Compare this to belief in God versus Atheism.

I, as an atheist, have seen no evidence that leads me to believe that there is a God, this is not the same as saying I believe in not-God.

Most importantly, it is a falsifiable position (God could pop up and say, “Get over yourself TGU, here I am!”). This falsifiability is what makes atheism the default position – it requires no active “believing” on behalf of the atheist subject. The theistic position is not falsifiable, it is a positive statement that requires some effort. Theism is subtly self-reinforcing – no evidence of not-God could conceivably be found (as the saying goes, you cannot prove a negative).

Atheists are often “accused” of having their own “faith” position, but it is the very falsifiability of the atheist position that separates it from “true” faith positions.

In addition to TGU’s fine post, let me just say that, of course, I do:

B(¬SC)
B(¬F)
B(¬U)

That is because I have been given the explanation as to how each of these things were made up by people and this explanation fits the observed facts to my satisfaction. My “lack of belief in their presence” has strengthened to a “belief in their lack of presence” because I have been pursuaded that they do, in fact, not exist.

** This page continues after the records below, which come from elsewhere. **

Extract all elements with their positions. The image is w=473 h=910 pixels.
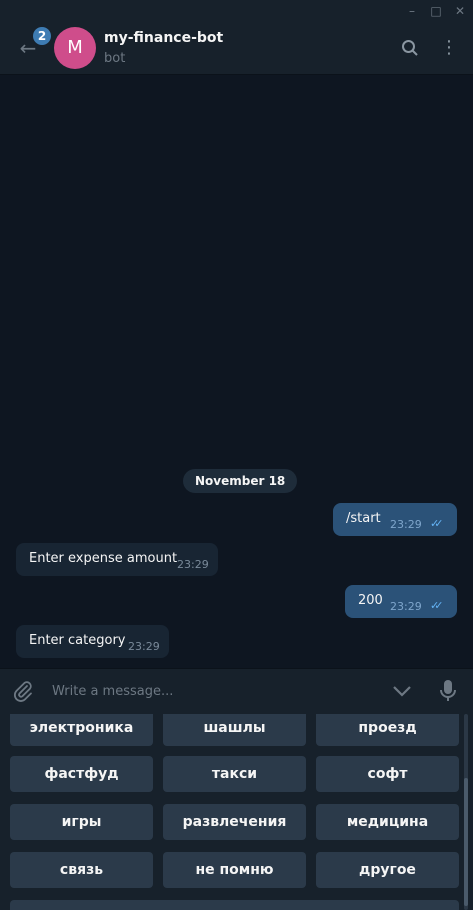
chat-subtitle: bot [104,51,126,66]
keyboard-button[interactable] [10,900,459,910]
message-input[interactable] [52,681,372,701]
paperclip-icon[interactable] [11,679,35,703]
keyboard-button[interactable]: такси [163,756,306,792]
keyboard-button[interactable]: развлечения [163,804,306,840]
reply-keyboard[interactable]: электроника шашлы проезд фастфуд такси с… [0,714,473,910]
message-text: /start [346,511,381,526]
keyboard-button[interactable]: шашлы [163,714,306,746]
keyboard-button[interactable]: связь [10,852,153,888]
message-text: Enter expense amount [29,551,178,566]
search-icon[interactable] [398,36,422,60]
keyboard-scrollbar[interactable] [464,714,468,910]
chevron-down-icon[interactable] [390,679,414,703]
keyboard-button[interactable]: фастфуд [10,756,153,792]
unread-badge: 2 [33,27,51,45]
message-time: 23:29 [128,640,160,653]
message-time: 23:29 [390,600,422,613]
keyboard-button[interactable]: другое [316,852,459,888]
keyboard-button[interactable]: игры [10,804,153,840]
read-check-icon: ✓✓ [430,599,444,612]
message-outgoing[interactable]: 200 23:29 ✓✓ [345,585,457,618]
message-incoming[interactable]: Enter category 23:29 [16,625,169,658]
more-vertical-icon[interactable]: ⋮ [437,36,461,60]
minimize-icon[interactable]: – [404,3,420,19]
message-incoming[interactable]: Enter expense amount 23:29 [16,543,218,576]
avatar[interactable]: M [54,27,96,69]
keyboard-button[interactable]: не помню [163,852,306,888]
maximize-icon[interactable]: □ [428,3,444,19]
keyboard-button[interactable]: проезд [316,714,459,746]
message-text: 200 [358,593,383,608]
message-text: Enter category [29,633,126,648]
window-titlebar: – □ ✕ [0,0,473,22]
message-time: 23:29 [177,558,209,571]
read-check-icon: ✓✓ [430,517,444,530]
keyboard-button[interactable]: медицина [316,804,459,840]
message-time: 23:29 [390,518,422,531]
keyboard-button[interactable]: софт [316,756,459,792]
message-composer [0,668,473,714]
microphone-icon[interactable] [436,679,460,703]
keyboard-button[interactable]: электроника [10,714,153,746]
chat-header: ← 2 M my-finance-bot bot ⋮ [0,22,473,75]
message-outgoing[interactable]: /start 23:29 ✓✓ [333,503,457,536]
chat-title[interactable]: my-finance-bot [104,30,223,46]
close-icon[interactable]: ✕ [452,3,468,19]
date-separator: November 18 [183,469,298,493]
message-list[interactable]: November 18 /start 23:29 ✓✓ Enter expens… [0,75,473,668]
scrollbar-thumb[interactable] [464,778,468,906]
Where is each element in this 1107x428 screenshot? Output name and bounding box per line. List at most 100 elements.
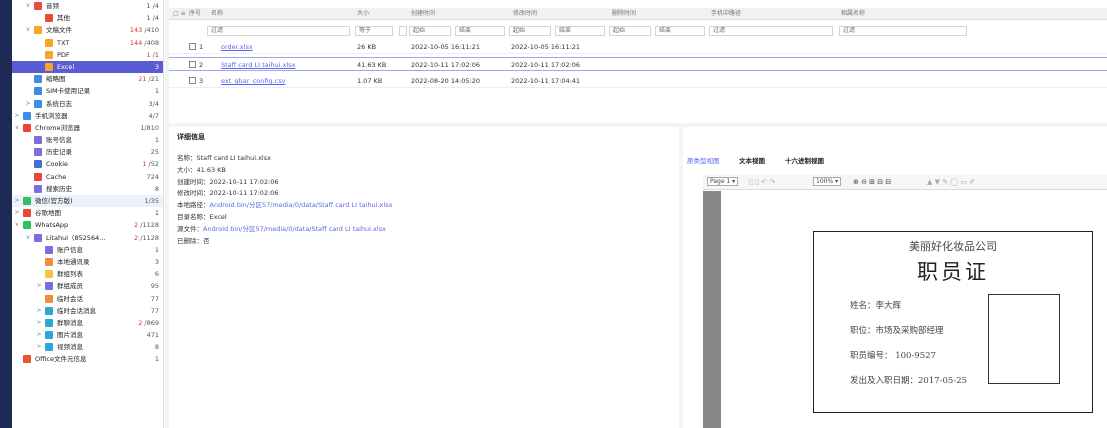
zoom-tool-icons[interactable]: ⊕ ⊖ ⊞ ⊟ ⊟ xyxy=(853,178,891,186)
modified-end-input[interactable]: 结束 xyxy=(555,26,605,36)
header-name[interactable]: 名称 xyxy=(211,8,223,20)
sidebar-item[interactable]: 临时会话 77 xyxy=(12,293,163,305)
header-modified[interactable]: 修改时间 xyxy=(513,8,537,20)
sidebar-item[interactable]: PDF 1 /1 xyxy=(12,49,163,61)
category-icon xyxy=(45,38,53,47)
row-checkbox[interactable] xyxy=(189,61,196,68)
header-size[interactable]: 大小 xyxy=(357,8,369,20)
tab-hex-view[interactable]: 十六进制视图 xyxy=(785,155,824,165)
row-modified: 2022-10-05 16:11:21 xyxy=(511,43,581,51)
row-name[interactable]: Staff card LI taihui.xlsx xyxy=(221,58,295,72)
sidebar-item[interactable]: > 谷歌地图 1 xyxy=(12,207,163,219)
sidebar-item-count: 1 xyxy=(154,245,159,254)
name-filter-input[interactable]: 过滤 xyxy=(207,26,350,36)
chevron-icon[interactable]: > xyxy=(24,98,32,110)
size-operator-select[interactable]: 等于 xyxy=(355,26,393,36)
sidebar-item[interactable]: Cookie 1 /52 xyxy=(12,158,163,170)
created-start-input[interactable]: 起始 xyxy=(409,26,451,36)
chevron-icon[interactable]: > xyxy=(35,329,43,341)
chevron-icon[interactable]: ∨ xyxy=(13,122,21,134)
category-icon xyxy=(34,75,42,84)
header-index[interactable]: 序号 xyxy=(189,8,201,20)
path-filter-input[interactable]: 过滤 xyxy=(709,26,833,36)
sidebar-item[interactable]: Office文件元信息 1 xyxy=(12,353,163,365)
zoom-select[interactable]: 100% ▾ xyxy=(813,177,842,186)
related-filter-input[interactable]: 过滤 xyxy=(839,26,967,36)
detail-value[interactable]: Android.bin/分区57/media/0/data/Staff card… xyxy=(210,201,393,209)
sidebar-item-count: 1 /52 xyxy=(142,160,159,169)
sidebar-item[interactable]: > 临时会话消息 77 xyxy=(12,305,163,317)
sidebar-item[interactable]: 群组列表 6 xyxy=(12,268,163,280)
chevron-icon[interactable]: ∨ xyxy=(24,0,32,12)
chevron-icon[interactable]: > xyxy=(35,305,43,317)
header-related-name[interactable]: 相属名称 xyxy=(841,8,865,20)
sidebar-item[interactable]: > 群聊消息 2 /869 xyxy=(12,317,163,329)
table-row[interactable]: 1 order.xlsx 26 KB 2022-10-05 16:11:21 2022-… xyxy=(169,40,1107,54)
chevron-icon[interactable]: > xyxy=(35,341,43,353)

You see, once again using an analogy (or, rather, three analogies: SC, F and U) have merely distracted from the issue at hand. God, if He exists, is not Santa Claus, faeries or a unicorn. That is the difference between the topic and the analogy and that is why I can ¬B(G) and yet ¬B(¬G), whilst happily accepting the B(¬SC), B(¬F) and B(¬U) propositions.

pan

And if I say this about the entire history of religion, I can reasonably say B(¬G)?